Lea S. McChesney will give a Brown Bag Lunch presentation on Thursday, October 19, at 12:15 pm. Her talk is entitled “Hopi Pottery Tales: Historic Museum Collections and Pueblo Pottery Futures.”

Reflecting on thirty years of anthropological engagement with museums and source communities, McChesney will trace disciplinary developments around legacy collections while assessing their impact on the continuity of the Hopi pottery tradition. Three tales illuminate historic shifts and contemporary practice: learning the typological language of cataloguing, research, and publication; seeking the social and cultural context of pottery production and circulation; and learning potters’ alternative language of ontology and aesthetics. In this talk, McChesney will explore collaborative efforts to connect contemporary practitioners with these heritage resources, ensuring Hopi pottery’s regeneration for future generations. Throughout she will address the interrelationship of potters’ concerns with her own.
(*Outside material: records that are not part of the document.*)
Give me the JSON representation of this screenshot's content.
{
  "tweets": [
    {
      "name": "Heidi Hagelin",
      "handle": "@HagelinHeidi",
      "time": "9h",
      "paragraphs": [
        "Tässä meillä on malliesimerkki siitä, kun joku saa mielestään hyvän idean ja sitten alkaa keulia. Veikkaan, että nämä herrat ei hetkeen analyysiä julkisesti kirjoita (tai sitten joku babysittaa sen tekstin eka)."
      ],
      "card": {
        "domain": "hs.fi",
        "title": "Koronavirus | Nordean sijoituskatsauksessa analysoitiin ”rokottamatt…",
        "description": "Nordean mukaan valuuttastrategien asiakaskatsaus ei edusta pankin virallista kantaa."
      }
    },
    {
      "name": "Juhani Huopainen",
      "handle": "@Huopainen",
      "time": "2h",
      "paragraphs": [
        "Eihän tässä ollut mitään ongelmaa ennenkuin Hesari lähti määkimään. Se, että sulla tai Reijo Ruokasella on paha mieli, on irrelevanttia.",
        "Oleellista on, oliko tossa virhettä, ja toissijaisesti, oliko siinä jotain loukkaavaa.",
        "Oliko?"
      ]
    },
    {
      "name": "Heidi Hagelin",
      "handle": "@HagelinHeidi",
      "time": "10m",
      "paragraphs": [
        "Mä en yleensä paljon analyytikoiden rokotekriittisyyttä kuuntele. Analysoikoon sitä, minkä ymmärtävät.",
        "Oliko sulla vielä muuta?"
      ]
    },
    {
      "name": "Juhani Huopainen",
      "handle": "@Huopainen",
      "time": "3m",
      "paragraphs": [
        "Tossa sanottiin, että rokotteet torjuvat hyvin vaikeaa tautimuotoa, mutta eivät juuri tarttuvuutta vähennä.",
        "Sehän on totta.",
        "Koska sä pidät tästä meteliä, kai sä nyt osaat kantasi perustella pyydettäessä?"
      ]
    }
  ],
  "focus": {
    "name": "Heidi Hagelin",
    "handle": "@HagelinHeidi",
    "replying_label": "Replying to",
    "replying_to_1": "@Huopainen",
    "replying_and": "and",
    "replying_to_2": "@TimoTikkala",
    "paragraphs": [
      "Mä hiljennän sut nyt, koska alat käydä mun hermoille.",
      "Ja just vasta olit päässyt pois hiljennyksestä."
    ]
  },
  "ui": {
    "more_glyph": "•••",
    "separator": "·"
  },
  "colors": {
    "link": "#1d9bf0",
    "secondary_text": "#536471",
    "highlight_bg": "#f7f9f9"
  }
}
Lea S. McChesney, PhD, Curator of Ethnology and Director of the Alfonso Ortiz Center for Intercultural Studies at the University of New Mexico, is a cultural and museum anthropologist whose special interests include comparative perspectives on material, visual, and expressive culture; representation and inscription; indigeneity, gender, and identity; and the legacy of museum collections to ongoing cultural heritage in indigenous communities. Her research addresses understanding and interpreting Native arts (especially in the US Southwest) and the historical processes and social contexts that have transformed them over time. Focusing on historic and contemporary Hopi pottery, she critically examines the role of this indigenous art as a classical tradition in the formation of the Western canon of Native American art. The editor of Museum Anthropology, she is also a Research Assistant Professor in UNM’s Department of Anthropology, a Research Associate of Harvard University’s Peabody Museum, and a core member of the Hopi Pottery Oral History Project under the Recovering Voices initiative of the Smithsonian’s National Museum of Natural History in collaboration with the Hopi Cultural Preservation Office.